Abstract

At the foundation of research concerned with professional training is the idea of an assumed causal chain between the policies and practices of education and the eventual behaviours of those that graduate these programs. In medicine, given the social accountability to ensure that teaching and learning gives way to a health human resource that is willing and able to provide the healthcare that patients and communities need, it is of critical importance to generate evidence regarding this causal relationship. One question that medical education scholars ask regularly is the degree to which the unique features of training programs and learning environments impact trainee achievement of the intended learning outcomes. To date, this evidence has been difficult to generate because data pertaining to learners is only rarely systematically brought together across institutions or periods of training. We describe new research which leverages an inter-institutional data-driven approach to investigate the influence of school-level factors on the licensing outcomes of medical students.
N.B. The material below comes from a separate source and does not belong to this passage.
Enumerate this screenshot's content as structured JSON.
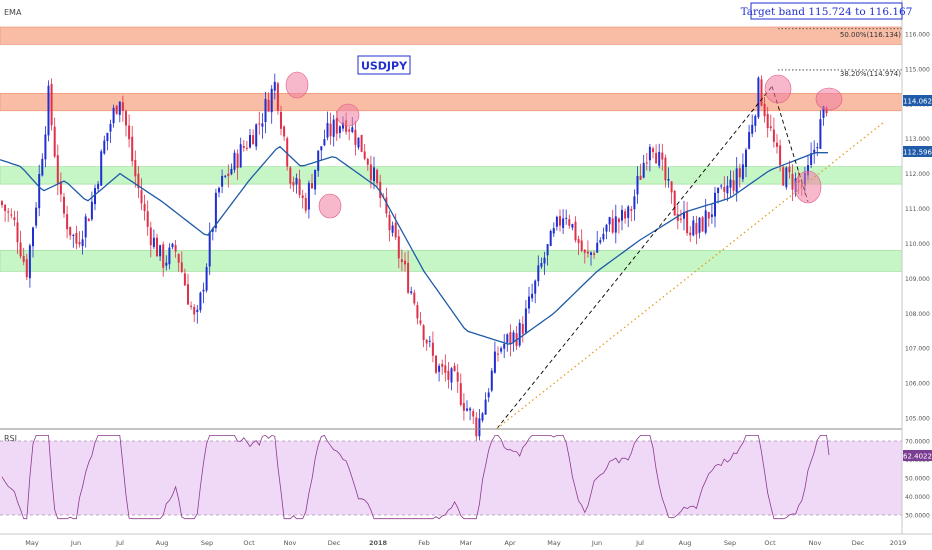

Specifically, we bring together sociodemographic, admissions, and in-training assessment variables pertaining to medical trainee graduates at each of the six medical schools in Ontario, Canada into multilevel stepwise regression models that determine the degree of association between these variables and graduate performances on the Medical Council of Canada Qualifying Examinations (Part 1, n = 1097 observations; Part 2, n = 616 observations), established predictors of downstream physician performance. As part of this analysis, we include an anonymized school-level (School 1, School 2) independent variable in each of these models. Our results demonstrate that the largest variable associated with performance on both the first and second parts of the licensing examinations is prior academic achievement, notably clerkship performance. Ratings of biomedical knowledge were also significantly associated with the first examination, while clerkship OSCE scores and enrollment in a family medicine residency were significantly associated with the Part 2. Small significant school effects were realized in both models accounting for 4% and 2% of the variance realized in the first and second examinations, respectively. These findings highlight that school enrollment plays a minor role relative to individual student performance in influencing examination outcomes.